Oncoplastic Breast Surgery Indian Medical PG Question 10: Which of the following is a contraindication to breast conservation surgery?
- A. Presence of multicentric tumors (Correct Answer)
- B. Involvement of axillary lymph nodes
- C. Tumor size greater than 4 cm
- D. Presence of diffuse microcalcifications
Oncoplastic Breast Surgery Explanation: ***Presence of multicentric tumors***
- **Multicentric tumors** are defined as two or more discrete tumors in different quadrants of the breast, which cannot be removed with a single lumpectomy.
- This condition is a contraindication for breast conservation surgery (BCS) because complete removal of all tumor foci while maintaining an acceptable cosmetic outcome is highly unlikely.
*Involvement of axillary lymph nodes*
- **Axillary lymph node involvement** is an important prognostic factor in breast cancer and influences adjuvant therapy decisions, but it is not a direct contraindication to BCS.
- Patients with positive nodes often undergo axillary dissection or sentinel lymph node biopsy, followed by radiation and/or systemic therapy, which can be combined with BCS.
*Tumor size greater than 4 cm*
- While larger tumor size (e.g., >4-5 cm) can make achieving negative surgical margins and a good cosmetic outcome more challenging with BCS, it is not an absolute contraindication.
- **Neoadjuvant chemotherapy** can often downstage larger tumors, making BCS a viable option for many patients.

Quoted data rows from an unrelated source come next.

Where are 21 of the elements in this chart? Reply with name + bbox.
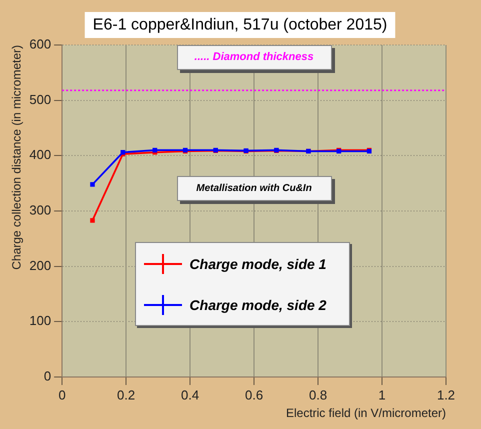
- x-tick-label: 1: [378, 387, 386, 402]
- x-tick-label: 0.6: [245, 387, 264, 402]
- x-tick-label: 0.2: [117, 387, 136, 402]
- y-tick-label: 400: [29, 147, 52, 162]
- y-tick-label: 100: [29, 313, 52, 328]
- y-axis-title: Charge collection distance (in micrometer): [10, 45, 24, 270]
- y-tick-label: 500: [29, 92, 52, 107]
- y-tick-label: 0: [44, 368, 52, 384]
- legend-label: Charge mode, side 2: [190, 296, 326, 313]
- note-box: ..... Diamond thickness: [176, 44, 332, 70]
- x-axis-title: Electric field (in V/micrometer): [286, 406, 446, 420]
- x-tick-label: 0.4: [181, 387, 200, 402]
- chart-title: E6-1 copper&Indiun, 517u (october 2015): [92, 16, 388, 34]
- x-tick-label: 1.2: [436, 387, 456, 402]
- y-tick-label: 300: [29, 202, 52, 218]
- y-tick-label: 200: [29, 258, 52, 273]
- note-box: Metallisation with Cu&In: [176, 176, 332, 202]
- legend-label: Charge mode, side 1: [190, 256, 326, 272]
- x-tick-label: 0.8: [308, 387, 328, 402]
- y-tick-label: 600: [29, 36, 52, 52]
- x-tick-label: 0: [58, 387, 66, 402]
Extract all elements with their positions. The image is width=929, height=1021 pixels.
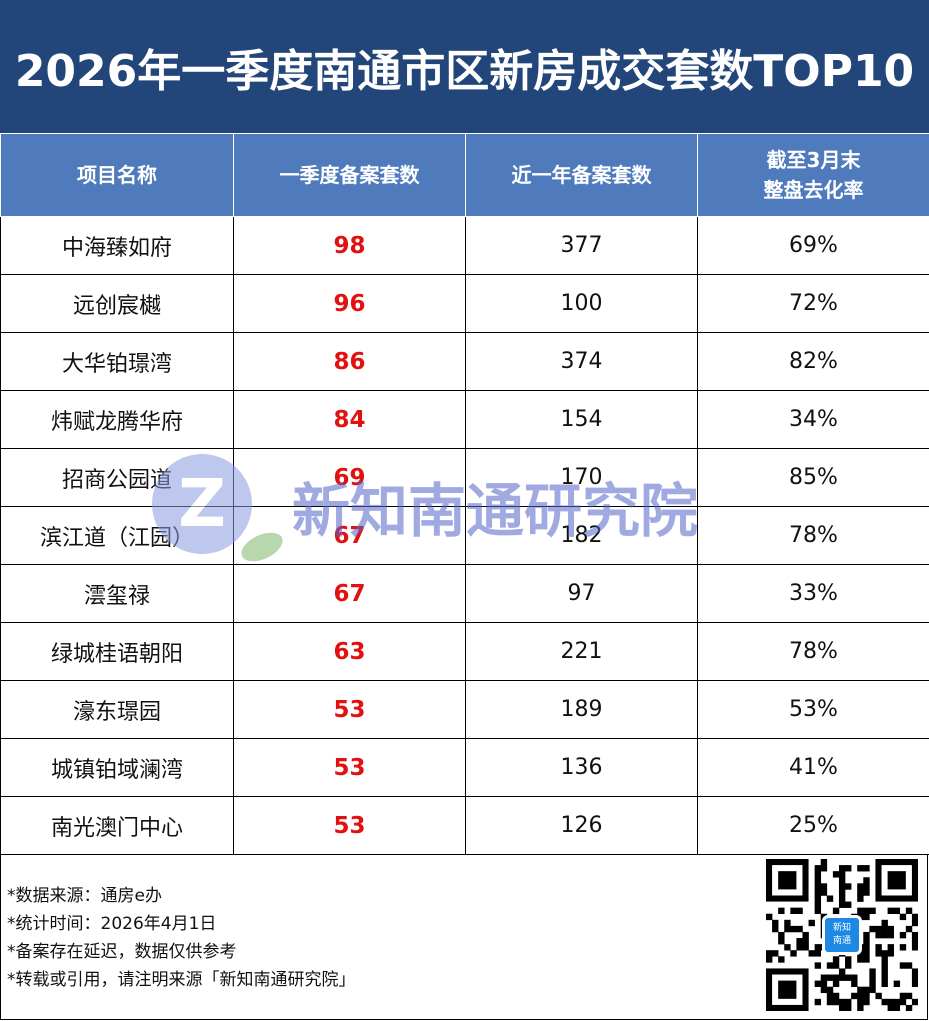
cell-year-filings: 377 (465, 216, 698, 275)
note-disclaimer: *备案存在延迟，数据仅供参考 (7, 942, 237, 962)
qr-label-line2: 南通 (832, 936, 851, 946)
cell-year-filings: 170 (465, 448, 698, 507)
cell-project-name: 大华铂璟湾 (0, 332, 234, 391)
qr-code[interactable]: 新知 南通 (766, 859, 919, 1012)
cell-q1-filings: 63 (233, 622, 466, 681)
cell-year-filings: 100 (465, 274, 698, 333)
cell-q1-filings: 98 (233, 216, 466, 275)
cell-q1-filings: 53 (233, 738, 466, 797)
header-year-filings: 近一年备案套数 (465, 133, 698, 217)
cell-sell-through-rate: 41% (697, 738, 929, 797)
cell-sell-through-rate: 25% (697, 796, 929, 855)
cell-q1-filings: 67 (233, 506, 466, 565)
cell-year-filings: 182 (465, 506, 698, 565)
table-row: 炜赋龙腾华府 84 154 34% (0, 390, 929, 449)
cell-project-name: 炜赋龙腾华府 (0, 390, 234, 449)
cell-q1-filings: 53 (233, 680, 466, 739)
table-row: 绿城桂语朝阳 63 221 78% (0, 622, 929, 681)
footer-notes: *数据来源：通房e办 *统计时间：2026年4月1日 *备案存在延迟，数据仅供参… (7, 882, 356, 994)
footer: *数据来源：通房e办 *统计时间：2026年4月1日 *备案存在延迟，数据仅供参… (0, 854, 928, 1020)
cell-q1-filings: 67 (233, 564, 466, 623)
cell-q1-filings: 69 (233, 448, 466, 507)
cell-sell-through-rate: 69% (697, 216, 929, 275)
cell-project-name: 招商公园道 (0, 448, 234, 507)
table-row: 大华铂璟湾 86 374 82% (0, 332, 929, 391)
table-row: 澐玺禄 67 97 33% (0, 564, 929, 623)
table-row: 城镇铂域澜湾 53 136 41% (0, 738, 929, 797)
table-row: 中海臻如府 98 377 69% (0, 216, 929, 275)
cell-sell-through-rate: 34% (697, 390, 929, 449)
table-row: 濠东璟园 53 189 53% (0, 680, 929, 739)
cell-project-name: 濠东璟园 (0, 680, 234, 739)
cell-project-name: 滨江道（江园） (0, 506, 234, 565)
cell-year-filings: 126 (465, 796, 698, 855)
cell-project-name: 中海臻如府 (0, 216, 234, 275)
header-sell-through-rate: 截至3月末 整盘去化率 (697, 133, 929, 217)
cell-project-name: 城镇铂域澜湾 (0, 738, 234, 797)
cell-project-name: 澐玺禄 (0, 564, 234, 623)
qr-center-logo: 新知 南通 (822, 915, 862, 955)
ranking-table: 项目名称 一季度备案套数 近一年备案套数 截至3月末 整盘去化率 中海臻如府 98… (0, 133, 929, 855)
cell-year-filings: 154 (465, 390, 698, 449)
table-header-row: 项目名称 一季度备案套数 近一年备案套数 截至3月末 整盘去化率 (0, 133, 929, 217)
cell-q1-filings: 96 (233, 274, 466, 333)
cell-project-name: 绿城桂语朝阳 (0, 622, 234, 681)
cell-q1-filings: 86 (233, 332, 466, 391)
cell-q1-filings: 84 (233, 390, 466, 449)
table-row: 滨江道（江园） 67 182 78% (0, 506, 929, 565)
cell-year-filings: 374 (465, 332, 698, 391)
qr-label-line1: 新知 (832, 923, 851, 933)
header-project-name: 项目名称 (0, 133, 234, 217)
cell-project-name: 南光澳门中心 (0, 796, 234, 855)
table-row: 远创宸樾 96 100 72% (0, 274, 929, 333)
cell-sell-through-rate: 53% (697, 680, 929, 739)
header-q1-filings: 一季度备案套数 (233, 133, 466, 217)
cell-year-filings: 221 (465, 622, 698, 681)
header-rate-line1: 截至3月末 (766, 148, 861, 172)
cell-year-filings: 189 (465, 680, 698, 739)
cell-sell-through-rate: 82% (697, 332, 929, 391)
note-source: *数据来源：通房e办 (7, 886, 162, 906)
cell-year-filings: 136 (465, 738, 698, 797)
note-citation: *转载或引用，请注明来源「新知南通研究院」 (7, 970, 356, 990)
cell-q1-filings: 53 (233, 796, 466, 855)
cell-year-filings: 97 (465, 564, 698, 623)
cell-sell-through-rate: 78% (697, 506, 929, 565)
page-title: 2026年一季度南通市区新房成交套数TOP10 (0, 0, 929, 133)
table-row: 招商公园道 69 170 85% (0, 448, 929, 507)
cell-sell-through-rate: 85% (697, 448, 929, 507)
cell-sell-through-rate: 78% (697, 622, 929, 681)
note-date: *统计时间：2026年4月1日 (7, 914, 217, 934)
cell-sell-through-rate: 33% (697, 564, 929, 623)
header-rate-line2: 整盘去化率 (763, 178, 864, 202)
table-row: 南光澳门中心 53 126 25% (0, 796, 929, 855)
cell-project-name: 远创宸樾 (0, 274, 234, 333)
cell-sell-through-rate: 72% (697, 274, 929, 333)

*Presence of diffuse microcalcifications*
- **Diffuse microcalcifications** can sometimes indicate extensive ductal carcinoma in situ (**DCIS**) or invasive lobular carcinoma with a widespread component.
- However, if the microcalcifications represent a single focus of disease that can be entirely excised with negative margins, BCS may still be an option, especially if guided by stereotactic biopsy and imaging.